Cake believes we are still in the short-term impact stage of BP's oil disaster.
"I will not be alive to see the Gulf of Mexico
recover," said Cake, who is 72 years old.
"Without funding and serious commitment, these
things will not come back to pre-April 2010 levels for decades."
The physical signs of the disaster continue.
"We're continuing to pull up oil in our nets,"
Rooks said. "Think about losing everything that
makes you happy, because that is exactly what
happens when someone spills oil and sprays
dispersants on it. People who live here know
better than to swim in or eat what comes out of our waters."
Khuns and her husband told Al Jazeera that
fishermen continue to regularly find tar balls in
their crab traps, and hundreds of pounds of tar
balls continue to be found on beaches across the region on a daily basis.
Meanwhile Cowan continues his work, and remains
concerned about what he is finding.
"We've also seen a decrease in biodiversity in
fisheries in certain areas. We believe we are now
seeing another outbreak of incidence increasing,
and this makes sense, since waters are starting
to warm again, so bacterial infections are really
starting to take off again. We think this is a
problem that will persist for as long as the oil is stored on the seafloor."
Felder wants to continue his studies, but now is
up against insufficient funding.
Regarding his funding, Cowan told Al Jazeera: "We
are up against social and economic challenges
that hamper our ability to get our information
out, so the politics have been as daunting as the
problem [we are studying] itself. But my funding
is not coming from a source that requires me to be quiet."
Follow Dahr Jamail on Twitter: @DahrJamail
Read more about the scientists in this article, and their findings:
Dr Darryl Felder, Department of Biology,
University of Louisiana, Lafayette. Runs a
research lab that studies the biology of marine
crustaceans. Dr Felder has been monitoring the
seafloor in the vicinity of BP's blow-out Macondo
oil-well both before and after the oil disaster
began. He was studying samples from the seafloor
in the Macondo area pre-spill via funding from
the National Science Foundation, which provided
him a grant to log the effects of all the
drilling in the area. His funding now comes from
the Gulf Research Initiative (GRI), which is
funded by BP. Read his full biography here.
Dr Jim Cowan with Louisiana State University's
Department of Oceanography and Coastal Sciences
has been studying Gulf seafood, specifically red
snapper, for more than 20 years. Funding is
primarily via LSU, although LSU has also received
funding via GRI. Read his full biography here.
Dr Andrew Whitehead, LSU, his lab conducts
experiments and studies on Evolutionary and
Ecological Genomics. He recently published
"Genomic and physiological footprint of the
Deepwater Horizon oil spill on resident marsh
fishes" in the National Academy of Sciences. Much
of his funding also comes from the Gulf Research
Initiative. Read his full biography here.
Brief summary of scientists' findings/studies:
Felder: Studies carried out from January 2010 to
present in BP's Macondo well area. Found
abnormalities in shrimp post-spill, whereas pre-spill found none.
Cowan: Studies carried out from Nov 2010-present,
from west Louisiana to west Florida, from coast
to 250km out.

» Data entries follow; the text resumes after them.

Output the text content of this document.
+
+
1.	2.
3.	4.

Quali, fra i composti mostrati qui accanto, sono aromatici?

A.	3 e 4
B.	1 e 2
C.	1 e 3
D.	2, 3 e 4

Found lesions/sores/infections in
20 species of fish, as many as 50 per cent fish
in some samples impacted. Pre spill levels were 1/10 of one per cent of fish.

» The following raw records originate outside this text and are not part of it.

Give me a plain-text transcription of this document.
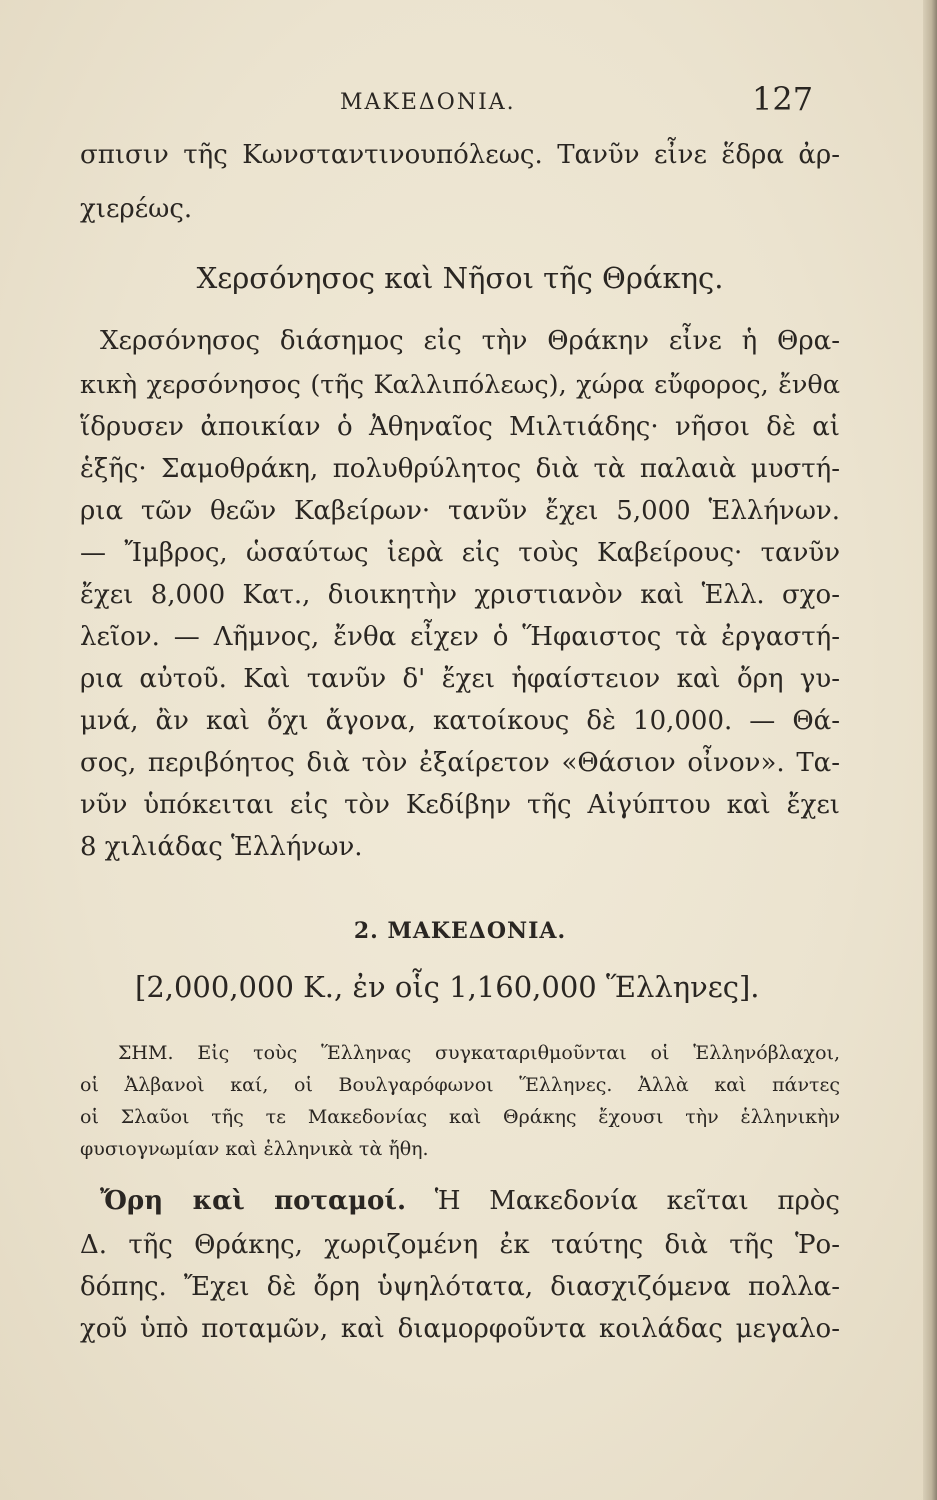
ΜΑΚΕΔΟΝΙΑ.	127
σπισιν τῆς Κωνσταντινουπόλεως. Τανῦν εἶνε ἕδρα ἀρ-
χιερέως.
Χερσόνησος καὶ Νῆσοι τῆς Θράκης.
Χερσόνησος διάσημος εἰς τὴν Θράκην εἶνε ἡ Θρα-
κικὴ χερσόνησος (τῆς Καλλιπόλεως), χώρα εὔφορος, ἔνθα
ἵδρυσεν ἀποικίαν ὁ Ἀθηναῖος Μιλτιάδης· νῆσοι δὲ αἱ
ἑξῆς· Σαμοθράκη, πολυθρύλητος διὰ τὰ παλαιὰ μυστή-
ρια τῶν θεῶν Καβείρων· τανῦν ἔχει 5,000 Ἑλλήνων.
— Ἴμβρος, ὡσαύτως ἱερὰ εἰς τοὺς Καβείρους· τανῦν
ἔχει 8,000 Κατ., διοικητὴν χριστιανὸν καὶ Ἑλλ. σχο-
λεῖον. — Λῆμνος, ἔνθα εἶχεν ὁ Ἥφαιστος τὰ ἐργαστή-
ρια αὐτοῦ. Καὶ τανῦν δ' ἔχει ἡφαίστειον καὶ ὄρη γυ-
μνά, ἂν καὶ ὄχι ἄγονα, κατοίκους δὲ 10,000. — Θά-
σος, περιβόητος διὰ τὸν ἐξαίρετον «Θάσιον οἶνον». Τα-
νῦν ὑπόκειται εἰς τὸν Κεδίβην τῆς Αἰγύπτου καὶ ἔχει
8 χιλιάδας Ἑλλήνων.
2. ΜΑΚΕΔΟΝΙΑ.
[2,000,000 Κ., ἐν οἷς 1,160,000 Ἕλληνες].
ΣΗΜ. Εἰς τοὺς Ἕλληνας συγκαταριθμοῦνται οἱ Ἑλληνόβλαχοι,
οἱ Ἀλβανοὶ καί, οἱ Βουλγαρόφωνοι Ἕλληνες. Ἀλλὰ καὶ πάντες
οἱ Σλαῦοι τῆς τε Μακεδονίας καὶ Θράκης ἔχουσι τὴν ἑλληνικὴν
φυσιογνωμίαν καὶ ἑλληνικὰ τὰ ἤθη.
Ὄρη καὶ ποταμοί. Ἡ Μακεδονία κεῖται πρὸς
Δ. τῆς Θράκης, χωριζομένη ἐκ ταύτης διὰ τῆς Ῥο-
δόπης. Ἔχει δὲ ὄρη ὑψηλότατα, διασχιζόμενα πολλα-
χοῦ ὑπὸ ποταμῶν, καὶ διαμορφοῦντα κοιλάδας μεγαλο-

Whitehead: Species such as the Gulf Killifish, in
and around the Gulf of Mexico, will continue to
be subject to negative effects of the BP oil
spill disaster of 2010. The Killifish, which
researchers consider a good indicator of water
quality in the Gulf of Mexico, is showing signs
that the oil spill is having a negative impact on
its health. Tracked killifish for the first four
months after spill across oil-impacted areas of Louisiana and Mississippi.